RESEARCH PROJECTS

Development of a physics-based deep learning network to calculate binding free energies of small protein–ligand complexes in an implicit solvent model. We build our model based on a deep learning framework called Deepchem, a Python library mainly used in drug discovery processes.

Deep generative models have recently been introduced for sampling the chemical space and discovering new ligands. Unlike experimental methods, the computational pipeline enables researchers to modify the generative algorithm quickly and effortlessly test the results from different perspectives. This paradigm shift opens up new opportunities to create a rich database of artificial structures and evaluate their synthesizability and viability.

Evaluation of the potential of a molecular mechanics generalized Born surface area (MM/GBSA) approach to estimate the binding free energy between the SARS-CoV-2 spike receptor-binding domain (wild type and mutants) and the human ACE2 receptor.

Adaptive steered molecular dynamics (ASMD) is a computational biophysics method in which an external force is applied to a selected set of atoms or a specific reaction coordinate to induce a particular molecular motion.

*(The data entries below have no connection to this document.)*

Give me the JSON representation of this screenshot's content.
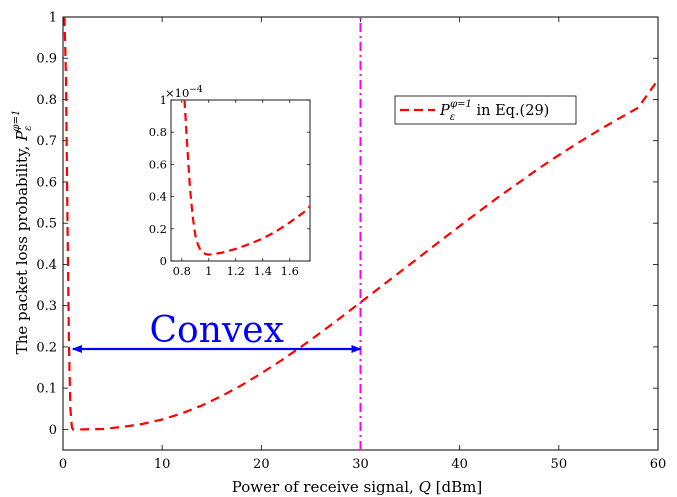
{
  "chart_data": {
    "type": "line",
    "xlabel": "Power of receive signal, Q [dBm]",
    "ylabel": "The packet loss probability, P_ε^{φ=1}",
    "xlim": [
      0,
      60
    ],
    "ylim": [
      -0.05,
      1
    ],
    "x_ticks": [
      "0",
      "10",
      "20",
      "30",
      "40",
      "50",
      "60"
    ],
    "y_ticks": [
      "0",
      "0.1",
      "0.2",
      "0.3",
      "0.4",
      "0.5",
      "0.6",
      "0.7",
      "0.8",
      "0.9",
      "1"
    ],
    "legend_position": "top-right",
    "grid": false,
    "series": [
      {
        "name": "P_ε^{φ=1} in Eq.(29)",
        "color": "#ff0000",
        "style": "dashed",
        "x": [
          0.15,
          0.3,
          0.45,
          0.6,
          0.75,
          0.9,
          1.0,
          2,
          4,
          6,
          8,
          10,
          12,
          14,
          16,
          18,
          20,
          22,
          24,
          26,
          28,
          30,
          32,
          34,
          36,
          38,
          40,
          42,
          44,
          46,
          48,
          50,
          52,
          54,
          56,
          58,
          60
        ],
        "y": [
          1.0,
          0.85,
          0.5,
          0.2,
          0.05,
          0.005,
          0.0,
          0.0,
          0.001,
          0.006,
          0.013,
          0.024,
          0.039,
          0.058,
          0.081,
          0.107,
          0.136,
          0.167,
          0.2,
          0.235,
          0.271,
          0.308,
          0.345,
          0.382,
          0.419,
          0.456,
          0.493,
          0.529,
          0.565,
          0.599,
          0.633,
          0.665,
          0.696,
          0.725,
          0.753,
          0.78,
          0.848
        ]
      }
    ],
    "vertical_line": {
      "x": 30,
      "color": "#ff00ff",
      "style": "dash-dot"
    },
    "arrow": {
      "x_start": 1,
      "x_end": 30,
      "y": 0.195,
      "color": "#0000ff",
      "label": "Convex"
    },
    "inset": {
      "type": "line",
      "xlim": [
        0.72,
        1.75
      ],
      "ylim": [
        0,
        1
      ],
      "y_exponent": "×10^{-4}",
      "x_ticks": [
        "0.8",
        "1",
        "1.2",
        "1.4",
        "1.6"
      ],
      "y_ticks": [
        "0",
        "0.2",
        "0.4",
        "0.6",
        "0.8",
        "1"
      ],
      "series": [
        {
          "color": "#ff0000",
          "style": "dashed",
          "x": [
            0.82,
            0.84,
            0.86,
            0.88,
            0.9,
            0.92,
            0.94,
            0.96,
            0.98,
            1.0,
            1.05,
            1.1,
            1.2,
            1.3,
            1.4,
            1.5,
            1.6,
            1.7,
            1.75
          ],
          "y": [
            1.0,
            0.72,
            0.46,
            0.28,
            0.16,
            0.1,
            0.065,
            0.05,
            0.042,
            0.04,
            0.045,
            0.052,
            0.075,
            0.105,
            0.14,
            0.185,
            0.24,
            0.3,
            0.34
          ]
        }
      ]
    }
  },
  "labels": {
    "legend_symbol": "P",
    "legend_sub": "ε",
    "legend_sup": "φ=1",
    "legend_rest": " in Eq.(29)",
    "ylabel_text": "The packet loss probability, ",
    "ylabel_symbol": "P",
    "ylabel_sub": "ε",
    "ylabel_sup": "φ=1",
    "xlabel_text": "Power of receive signal, ",
    "xlabel_symbol": "Q",
    "xlabel_unit": " [dBm]",
    "inset_exp_base": "×10",
    "inset_exp_power": "−4",
    "arrow_label": "Convex"
  }
}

This research proposes a novel method to guide ASMD with optimal trajectories collected from human experiences through experiments in virtual reality.

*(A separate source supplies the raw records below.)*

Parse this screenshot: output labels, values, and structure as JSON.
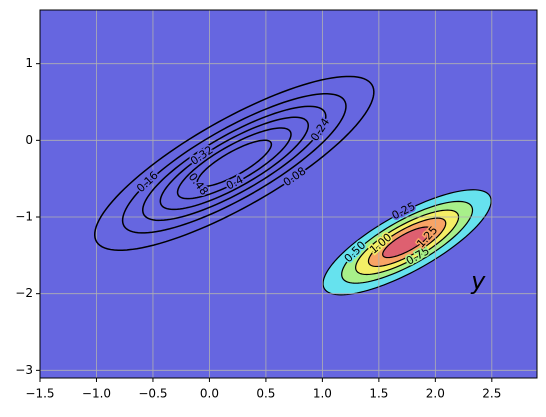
{
  "chart_data": {
    "type": "contour",
    "xlim": [
      -1.5,
      2.9
    ],
    "ylim": [
      -3.1,
      1.7
    ],
    "xticks": [
      {
        "value": -1.5,
        "label": "−1.5"
      },
      {
        "value": -1.0,
        "label": "−1.0"
      },
      {
        "value": -0.5,
        "label": "−0.5"
      },
      {
        "value": 0,
        "label": "0.0"
      },
      0.5,
      {
        "value": 1,
        "label": "1.0"
      },
      1.5,
      {
        "value": 2,
        "label": "2.0"
      },
      2.5
    ],
    "yticks": [
      {
        "value": -3,
        "label": "−3"
      },
      {
        "value": -2,
        "label": "−2"
      },
      {
        "value": -1,
        "label": "−1"
      },
      0,
      1
    ],
    "grid": true,
    "background": "#6666e0",
    "annotation": "y",
    "contours": [
      {
        "style": "lines",
        "color": "#000000",
        "center": [
          0.22,
          -0.3
        ],
        "sigma": [
          0.815,
          0.255
        ],
        "angle": 42,
        "peak": 0.55,
        "levels": [
          0.08,
          0.16,
          0.24,
          0.32,
          0.4,
          0.48
        ]
      },
      {
        "style": "filled",
        "color": "#000000",
        "center": [
          1.75,
          -1.33
        ],
        "sigma": [
          0.51,
          0.176
        ],
        "angle": 42,
        "peak": 1.45,
        "levels": [
          0.25,
          0.5,
          0.75,
          1.0,
          1.25
        ],
        "value_labels": [
          "0.25",
          "0.50",
          "0.75",
          "1.00",
          "1.25"
        ],
        "colors": [
          "#66e2ee",
          "#a8f08a",
          "#f4ee66",
          "#f8a466",
          "#de6070"
        ]
      }
    ]
  }
}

Optimization of atomic radii in an implicit solvent model to obtain close agreement with experimental results in terms of calculating electrostatic binding free energies. The underlying massively parallel optimization method, VTDIRECT95, runs on Virginia Tech clusters.

Introduction of a novel geometrical metric to identify protein binding pockets. The proposed metric is based on the von Neumann entropy of the weighted Delaunay triangulation of protein pockets.